Afghan female swimmer aiming high
Helena Saboori (Photo from Sayed Ihsan Taheri)
TMP – 19/04/2017
A young Afghan woman is dreaming of becoming the country’s first ever female Olympic swimmer and has set her sights on competing in 2020 Olympic Games in Tokyo. Elena Saboori, 25 , is a swimming coach and also the head of the recently created Women’s Swimming Committee.
“At first I was really afraid of drowning, but that’s when I thought I’d become a coach, because girls do not know how to swim here,” Elena explains.
She taught herself to swim by downloading instruction videos from the Internet and practicing in the pool in Kabul.

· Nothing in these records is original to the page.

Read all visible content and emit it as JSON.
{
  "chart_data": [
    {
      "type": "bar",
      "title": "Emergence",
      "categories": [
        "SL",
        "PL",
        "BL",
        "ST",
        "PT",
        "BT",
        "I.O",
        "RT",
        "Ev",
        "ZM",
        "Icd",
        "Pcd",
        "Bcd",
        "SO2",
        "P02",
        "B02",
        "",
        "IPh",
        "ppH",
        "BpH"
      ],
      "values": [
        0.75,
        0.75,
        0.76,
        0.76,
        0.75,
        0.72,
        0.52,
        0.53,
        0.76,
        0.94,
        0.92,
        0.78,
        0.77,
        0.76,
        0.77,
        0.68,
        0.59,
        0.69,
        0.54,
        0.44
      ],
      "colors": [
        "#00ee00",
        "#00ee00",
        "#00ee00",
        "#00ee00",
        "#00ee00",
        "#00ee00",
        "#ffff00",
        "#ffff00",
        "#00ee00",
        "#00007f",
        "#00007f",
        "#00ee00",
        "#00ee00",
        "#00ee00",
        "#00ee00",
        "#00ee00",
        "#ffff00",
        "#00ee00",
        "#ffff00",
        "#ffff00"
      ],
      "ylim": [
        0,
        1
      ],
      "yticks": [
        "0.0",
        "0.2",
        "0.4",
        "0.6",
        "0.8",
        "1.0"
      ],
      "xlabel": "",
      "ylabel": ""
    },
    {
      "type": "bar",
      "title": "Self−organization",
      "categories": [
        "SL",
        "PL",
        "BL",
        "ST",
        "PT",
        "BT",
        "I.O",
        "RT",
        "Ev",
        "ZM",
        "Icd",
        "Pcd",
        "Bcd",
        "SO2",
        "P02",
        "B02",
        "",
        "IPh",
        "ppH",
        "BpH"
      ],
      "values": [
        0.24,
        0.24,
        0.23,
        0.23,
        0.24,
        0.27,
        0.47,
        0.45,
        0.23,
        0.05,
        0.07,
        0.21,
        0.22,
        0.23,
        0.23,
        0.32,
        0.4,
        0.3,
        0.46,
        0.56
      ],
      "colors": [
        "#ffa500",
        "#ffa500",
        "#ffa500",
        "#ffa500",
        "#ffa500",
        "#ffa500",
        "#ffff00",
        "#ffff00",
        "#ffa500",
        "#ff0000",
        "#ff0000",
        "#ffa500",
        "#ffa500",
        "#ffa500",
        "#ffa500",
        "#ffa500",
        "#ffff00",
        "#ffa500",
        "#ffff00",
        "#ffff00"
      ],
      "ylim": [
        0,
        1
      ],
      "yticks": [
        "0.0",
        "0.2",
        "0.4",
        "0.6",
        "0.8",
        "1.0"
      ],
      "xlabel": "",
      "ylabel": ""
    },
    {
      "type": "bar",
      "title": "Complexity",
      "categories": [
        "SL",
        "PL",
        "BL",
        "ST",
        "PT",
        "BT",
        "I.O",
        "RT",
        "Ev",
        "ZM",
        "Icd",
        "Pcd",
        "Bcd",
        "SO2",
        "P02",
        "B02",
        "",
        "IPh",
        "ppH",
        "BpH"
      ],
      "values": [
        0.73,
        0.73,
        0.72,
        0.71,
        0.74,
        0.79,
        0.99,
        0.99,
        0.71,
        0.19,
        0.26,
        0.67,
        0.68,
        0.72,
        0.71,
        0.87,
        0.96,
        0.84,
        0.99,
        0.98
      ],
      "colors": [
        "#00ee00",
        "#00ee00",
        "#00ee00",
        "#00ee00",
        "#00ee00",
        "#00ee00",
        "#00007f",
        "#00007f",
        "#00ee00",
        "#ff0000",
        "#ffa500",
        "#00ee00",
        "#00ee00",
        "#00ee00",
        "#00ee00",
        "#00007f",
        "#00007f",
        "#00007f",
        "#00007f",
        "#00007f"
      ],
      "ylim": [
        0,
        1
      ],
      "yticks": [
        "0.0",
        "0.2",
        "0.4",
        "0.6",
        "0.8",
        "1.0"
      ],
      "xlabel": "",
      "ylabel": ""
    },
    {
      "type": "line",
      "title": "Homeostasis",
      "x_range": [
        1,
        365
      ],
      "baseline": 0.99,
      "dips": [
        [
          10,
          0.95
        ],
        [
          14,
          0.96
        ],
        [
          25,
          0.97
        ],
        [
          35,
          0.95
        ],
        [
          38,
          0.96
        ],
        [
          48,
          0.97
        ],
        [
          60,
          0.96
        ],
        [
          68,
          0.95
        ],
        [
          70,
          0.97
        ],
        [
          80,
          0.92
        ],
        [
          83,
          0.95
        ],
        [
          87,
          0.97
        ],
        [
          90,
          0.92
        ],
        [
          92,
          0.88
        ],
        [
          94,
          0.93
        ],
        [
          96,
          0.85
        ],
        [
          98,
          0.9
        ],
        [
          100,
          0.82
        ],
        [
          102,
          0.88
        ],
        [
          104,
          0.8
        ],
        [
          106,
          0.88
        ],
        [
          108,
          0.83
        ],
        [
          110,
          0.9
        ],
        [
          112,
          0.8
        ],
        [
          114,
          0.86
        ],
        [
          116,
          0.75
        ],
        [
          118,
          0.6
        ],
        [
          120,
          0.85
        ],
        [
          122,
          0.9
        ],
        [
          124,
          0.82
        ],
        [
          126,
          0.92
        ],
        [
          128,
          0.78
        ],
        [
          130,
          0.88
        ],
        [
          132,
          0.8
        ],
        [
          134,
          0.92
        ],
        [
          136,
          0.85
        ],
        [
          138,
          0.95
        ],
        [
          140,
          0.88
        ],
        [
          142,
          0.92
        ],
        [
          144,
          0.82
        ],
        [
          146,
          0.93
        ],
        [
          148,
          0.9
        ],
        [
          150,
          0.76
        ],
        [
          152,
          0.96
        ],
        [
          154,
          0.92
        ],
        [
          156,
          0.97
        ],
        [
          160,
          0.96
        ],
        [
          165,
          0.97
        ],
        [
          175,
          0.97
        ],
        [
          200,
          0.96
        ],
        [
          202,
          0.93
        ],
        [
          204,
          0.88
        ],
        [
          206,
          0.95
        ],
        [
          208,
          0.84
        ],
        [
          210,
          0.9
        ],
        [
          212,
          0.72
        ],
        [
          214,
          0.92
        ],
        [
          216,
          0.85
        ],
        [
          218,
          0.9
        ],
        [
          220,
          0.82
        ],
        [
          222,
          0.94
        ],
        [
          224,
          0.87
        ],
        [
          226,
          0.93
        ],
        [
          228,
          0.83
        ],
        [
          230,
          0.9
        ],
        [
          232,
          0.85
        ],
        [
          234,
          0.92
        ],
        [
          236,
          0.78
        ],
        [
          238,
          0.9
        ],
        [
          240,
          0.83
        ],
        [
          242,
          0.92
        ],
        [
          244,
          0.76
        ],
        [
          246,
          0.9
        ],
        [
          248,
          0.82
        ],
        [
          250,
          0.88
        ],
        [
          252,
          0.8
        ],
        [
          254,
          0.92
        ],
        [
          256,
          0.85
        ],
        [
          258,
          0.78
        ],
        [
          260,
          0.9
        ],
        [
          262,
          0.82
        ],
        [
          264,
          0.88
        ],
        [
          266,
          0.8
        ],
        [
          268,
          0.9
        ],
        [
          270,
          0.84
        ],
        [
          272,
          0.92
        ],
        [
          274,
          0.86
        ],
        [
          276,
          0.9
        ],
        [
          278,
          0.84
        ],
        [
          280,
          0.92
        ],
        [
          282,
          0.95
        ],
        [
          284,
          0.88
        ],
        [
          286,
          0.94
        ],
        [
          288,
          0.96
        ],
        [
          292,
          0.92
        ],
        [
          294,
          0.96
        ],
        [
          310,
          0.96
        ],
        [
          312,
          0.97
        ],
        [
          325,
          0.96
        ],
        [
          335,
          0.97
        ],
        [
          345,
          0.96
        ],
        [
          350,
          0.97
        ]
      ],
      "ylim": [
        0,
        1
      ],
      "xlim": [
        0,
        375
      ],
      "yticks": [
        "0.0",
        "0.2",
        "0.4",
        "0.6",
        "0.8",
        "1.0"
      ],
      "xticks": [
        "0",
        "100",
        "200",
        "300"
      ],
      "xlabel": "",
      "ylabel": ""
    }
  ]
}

Drowning isn’t the only challenge Elena faces in pursuit of her dream. She has received violent threats and has been advised by opposers to stay away from the pool where she currently trains.
“We have several types of threats, but I feel that it [the security situation] is a bit better and I’m not as afraid as before. But I know that I have broken a taboo. I took a big risk by launching this team,” she explains in an interview.
The president of the Afghan Federation of Swimming, Sayed Ihsan Taheri, says that women’s sports are misunderstood in Afghanistan, with even conservative countries such as Iran and Saudi Arabia having female swimming teams. “All Muslim countries except Afghanistan have a women’s team, even the strictest. They have training sites for girls, but here, there is some misunderstanding about women’s sport, that it is banned by Islam,” Taheri said.
Around 30 swimming pools operate across Kabul, but only one of them welcomes women. The lack of training pools is a major challenge for Elena and her team, as training gets underway so that she can try to represent Afghanistan in the Central Asian Championships in Turkmenistan at the end of April.